Image fidelity, often referred to as the ability to discriminate between two images or how closely the image represents the real source distribution. Different from image quality, which is often referred to as the subject preference for one image over another, image fidelity represents the ability of a process to render an image accurately, without any visible distortion or information loss. The two terms are often used interchangeably, but they are not the same.

If we cannot detect the difference between a photograph and a digitally printed image, we might conclude that the digital print has photographic image quality. But subjective impressions of image quality are much more difficult to characterize and, consequently, nearly impossible to quantify. It is not difficult to demonstrate that people use multiple visual factors or dimensions in complex non-linear combinations to make judgements about image quality. There are also significant individual differences in their judgements.

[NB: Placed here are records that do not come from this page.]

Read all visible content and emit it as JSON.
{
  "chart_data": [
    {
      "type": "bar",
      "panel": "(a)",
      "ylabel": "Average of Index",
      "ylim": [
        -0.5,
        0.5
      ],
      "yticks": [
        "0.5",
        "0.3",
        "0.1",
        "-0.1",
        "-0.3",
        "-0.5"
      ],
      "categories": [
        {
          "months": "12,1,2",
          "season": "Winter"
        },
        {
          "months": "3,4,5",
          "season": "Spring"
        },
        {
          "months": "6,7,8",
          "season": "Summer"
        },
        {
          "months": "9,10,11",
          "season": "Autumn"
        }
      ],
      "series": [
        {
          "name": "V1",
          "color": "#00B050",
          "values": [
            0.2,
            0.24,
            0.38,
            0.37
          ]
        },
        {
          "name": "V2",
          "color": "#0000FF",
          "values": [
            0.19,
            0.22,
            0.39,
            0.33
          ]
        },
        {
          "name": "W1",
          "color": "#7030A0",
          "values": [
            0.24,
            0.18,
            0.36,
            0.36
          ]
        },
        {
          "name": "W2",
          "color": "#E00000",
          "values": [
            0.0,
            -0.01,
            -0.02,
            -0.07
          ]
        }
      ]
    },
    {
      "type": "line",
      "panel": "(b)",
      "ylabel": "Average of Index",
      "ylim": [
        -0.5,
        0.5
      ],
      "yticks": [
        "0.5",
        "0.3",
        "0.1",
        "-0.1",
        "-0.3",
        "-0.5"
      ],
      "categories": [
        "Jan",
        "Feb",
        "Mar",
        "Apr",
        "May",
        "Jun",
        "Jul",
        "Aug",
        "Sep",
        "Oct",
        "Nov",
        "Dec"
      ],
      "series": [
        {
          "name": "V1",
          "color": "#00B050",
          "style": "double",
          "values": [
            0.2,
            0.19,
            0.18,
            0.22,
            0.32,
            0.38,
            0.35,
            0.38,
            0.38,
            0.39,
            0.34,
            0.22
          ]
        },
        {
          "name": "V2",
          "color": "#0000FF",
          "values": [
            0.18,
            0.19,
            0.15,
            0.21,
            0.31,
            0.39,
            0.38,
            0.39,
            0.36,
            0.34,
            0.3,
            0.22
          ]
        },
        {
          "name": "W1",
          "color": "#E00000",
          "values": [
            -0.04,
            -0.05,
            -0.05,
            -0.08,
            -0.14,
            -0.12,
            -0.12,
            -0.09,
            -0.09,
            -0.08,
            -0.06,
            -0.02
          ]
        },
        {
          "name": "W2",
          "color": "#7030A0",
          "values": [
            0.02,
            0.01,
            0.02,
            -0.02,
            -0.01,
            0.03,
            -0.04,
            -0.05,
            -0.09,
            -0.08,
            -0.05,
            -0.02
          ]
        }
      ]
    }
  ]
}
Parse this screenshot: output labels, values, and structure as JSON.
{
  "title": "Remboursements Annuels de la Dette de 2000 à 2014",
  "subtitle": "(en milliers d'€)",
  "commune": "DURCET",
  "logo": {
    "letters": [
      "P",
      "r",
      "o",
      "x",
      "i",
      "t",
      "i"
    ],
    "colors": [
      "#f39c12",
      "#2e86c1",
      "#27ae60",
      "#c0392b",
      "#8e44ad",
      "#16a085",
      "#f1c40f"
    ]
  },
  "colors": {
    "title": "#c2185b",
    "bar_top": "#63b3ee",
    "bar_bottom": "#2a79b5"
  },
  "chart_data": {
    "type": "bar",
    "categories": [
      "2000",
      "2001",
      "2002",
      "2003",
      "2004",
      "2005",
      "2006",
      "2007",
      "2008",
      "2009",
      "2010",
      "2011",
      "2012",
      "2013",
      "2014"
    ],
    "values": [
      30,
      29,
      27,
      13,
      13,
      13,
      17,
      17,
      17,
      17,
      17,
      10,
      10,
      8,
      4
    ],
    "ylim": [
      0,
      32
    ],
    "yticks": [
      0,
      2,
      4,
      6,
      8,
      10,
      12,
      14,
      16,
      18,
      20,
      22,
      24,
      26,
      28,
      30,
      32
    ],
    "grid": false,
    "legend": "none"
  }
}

== Image fidelity in photography ==
In photography, image fidelity is also referred to as micro-contrast or 3D pop. The inner tonal rendition of an image could be found as more shades and details are rendered.

There are three ways to increase image fidelity.

The first is to adopt a high transmission lens on the camera. Lenses with high transmissive characteristics can direct more light into the sensors.

The second is to increase the sensor saturation. There are two ways do this:
- Reduce the thickness of the filter array on the camera sensor so that more low-gain light can be recorded
- Increase the light on the subject so that the sensors are more saturated.
The latter is more common. Flash is usually the method used to achieve it.

Third, reducing or removing the color filter array on a camera sensor. To remove or reduce the thickness of the filter array on the camera sensor so that more low-gain light can be recorded. This process is also called "Debayering a sensor".